Abbiamo quindi un governo per necessità, stante la congiuntura politica, una economia per necessità, stante la crisi finanziaria ed economica, una sanità per necessità, stante la crisi epidemiologica, una socialità per necessità, stante il distanziamento sociale. Tutto viene giustificato e legittimato dallo stato di necessità, come fosse una versione moderna del fato degli antichi, una legge eterna e ineluttabile a dominare la vita dei viventi.
Ma anche la necessità è una convenzione, è un prodotto dell’agire degli uomini e delle donne, è una conseguenza dei sistemi economici e sociali dominanti, ritenuti, anch’essi per convenzione, unici e possibili. Eppure sono contingenti, modificabili ma non per necessità, per scelta.
Così il Natale può tornare ad essere una ricorrenza religiosa, per chi è credente, o una ricorrenza sociale, per chi non lo è. Per entrambi fatta anche di doni, ma ricca di empatia e di convivenza.
In questi giorni non dobbiamo solo immaginare e praticare un Natale diverso, ma immaginare e praticare una società diversa. Non dobbiamo inventarci un Natale in solitudine, quando lo stare insieme è oggi solo rumoroso e inquietante, come rumorosa e inquietante è la nostra società.

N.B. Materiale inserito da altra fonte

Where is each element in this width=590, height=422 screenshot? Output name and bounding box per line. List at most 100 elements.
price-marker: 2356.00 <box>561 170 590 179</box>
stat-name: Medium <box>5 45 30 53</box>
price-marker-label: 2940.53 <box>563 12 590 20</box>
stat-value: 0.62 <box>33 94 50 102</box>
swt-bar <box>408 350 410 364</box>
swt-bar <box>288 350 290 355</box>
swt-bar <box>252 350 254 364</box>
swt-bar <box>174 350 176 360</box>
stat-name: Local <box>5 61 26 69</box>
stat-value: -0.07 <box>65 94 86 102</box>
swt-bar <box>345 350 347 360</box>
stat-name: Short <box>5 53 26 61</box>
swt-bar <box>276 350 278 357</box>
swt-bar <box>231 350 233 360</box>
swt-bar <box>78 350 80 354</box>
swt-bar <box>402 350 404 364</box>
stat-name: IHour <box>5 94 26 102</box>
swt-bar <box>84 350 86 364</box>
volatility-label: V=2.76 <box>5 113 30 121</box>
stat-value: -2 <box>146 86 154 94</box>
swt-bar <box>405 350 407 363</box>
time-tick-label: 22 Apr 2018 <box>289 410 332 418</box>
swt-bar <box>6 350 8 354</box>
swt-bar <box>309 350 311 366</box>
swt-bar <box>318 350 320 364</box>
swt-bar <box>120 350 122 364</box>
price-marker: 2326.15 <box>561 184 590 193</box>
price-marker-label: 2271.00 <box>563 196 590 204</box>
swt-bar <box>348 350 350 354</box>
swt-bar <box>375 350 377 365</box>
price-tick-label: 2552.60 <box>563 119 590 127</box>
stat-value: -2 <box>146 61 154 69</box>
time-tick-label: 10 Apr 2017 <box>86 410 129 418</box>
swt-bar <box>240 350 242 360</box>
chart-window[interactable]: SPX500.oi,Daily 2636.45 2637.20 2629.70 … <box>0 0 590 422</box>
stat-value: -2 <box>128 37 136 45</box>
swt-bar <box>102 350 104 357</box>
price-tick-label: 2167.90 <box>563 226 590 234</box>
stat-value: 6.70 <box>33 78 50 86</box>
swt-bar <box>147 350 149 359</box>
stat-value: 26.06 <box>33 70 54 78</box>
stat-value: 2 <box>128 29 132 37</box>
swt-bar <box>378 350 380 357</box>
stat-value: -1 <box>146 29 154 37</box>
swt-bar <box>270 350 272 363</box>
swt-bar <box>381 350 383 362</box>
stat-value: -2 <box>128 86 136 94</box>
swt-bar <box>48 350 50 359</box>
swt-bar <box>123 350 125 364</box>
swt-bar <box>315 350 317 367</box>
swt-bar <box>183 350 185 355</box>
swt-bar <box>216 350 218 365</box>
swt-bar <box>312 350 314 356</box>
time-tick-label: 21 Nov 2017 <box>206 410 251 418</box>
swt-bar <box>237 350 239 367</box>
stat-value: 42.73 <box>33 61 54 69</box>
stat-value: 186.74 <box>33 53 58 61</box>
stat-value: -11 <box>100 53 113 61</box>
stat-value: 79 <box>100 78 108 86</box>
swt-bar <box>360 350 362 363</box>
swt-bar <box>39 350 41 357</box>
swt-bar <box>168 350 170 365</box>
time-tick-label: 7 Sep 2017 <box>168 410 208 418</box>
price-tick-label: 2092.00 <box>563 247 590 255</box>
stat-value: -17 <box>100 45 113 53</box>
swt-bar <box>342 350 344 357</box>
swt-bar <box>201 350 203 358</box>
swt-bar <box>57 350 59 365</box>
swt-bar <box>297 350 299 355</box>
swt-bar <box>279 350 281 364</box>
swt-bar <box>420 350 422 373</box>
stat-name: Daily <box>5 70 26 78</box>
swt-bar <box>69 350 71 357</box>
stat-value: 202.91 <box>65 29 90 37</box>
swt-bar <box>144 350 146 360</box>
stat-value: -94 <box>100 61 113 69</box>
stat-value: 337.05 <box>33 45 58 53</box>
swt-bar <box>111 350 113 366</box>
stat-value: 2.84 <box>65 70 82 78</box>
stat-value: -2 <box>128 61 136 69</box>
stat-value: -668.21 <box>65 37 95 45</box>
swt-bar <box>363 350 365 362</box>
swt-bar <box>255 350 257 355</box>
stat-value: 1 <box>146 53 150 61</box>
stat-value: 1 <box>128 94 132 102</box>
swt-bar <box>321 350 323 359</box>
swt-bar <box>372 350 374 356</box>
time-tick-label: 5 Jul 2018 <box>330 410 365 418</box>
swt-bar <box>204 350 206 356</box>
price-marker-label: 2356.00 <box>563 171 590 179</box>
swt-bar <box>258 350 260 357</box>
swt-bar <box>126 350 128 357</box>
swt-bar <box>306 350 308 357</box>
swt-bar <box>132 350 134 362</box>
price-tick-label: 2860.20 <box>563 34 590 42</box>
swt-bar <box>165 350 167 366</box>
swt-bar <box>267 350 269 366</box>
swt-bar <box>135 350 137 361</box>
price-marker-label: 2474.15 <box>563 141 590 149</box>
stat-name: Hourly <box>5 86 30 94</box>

Ma soprattutto ingiusta, nelle convenzioni come nei contratti sociali e nei rapporti che ne conseguono.
Per infrangere le convenzioni non dobbiamo essere stravaganti, atipici, anomali, ma determinati nella volontà di cambiamento, nel perseguimento di obiettivi, nell’adottare una strategia che vada oltre il Natale.
L’anno nuovo non comincia il 1° gennaio, come da convenzione, può cominciare ora.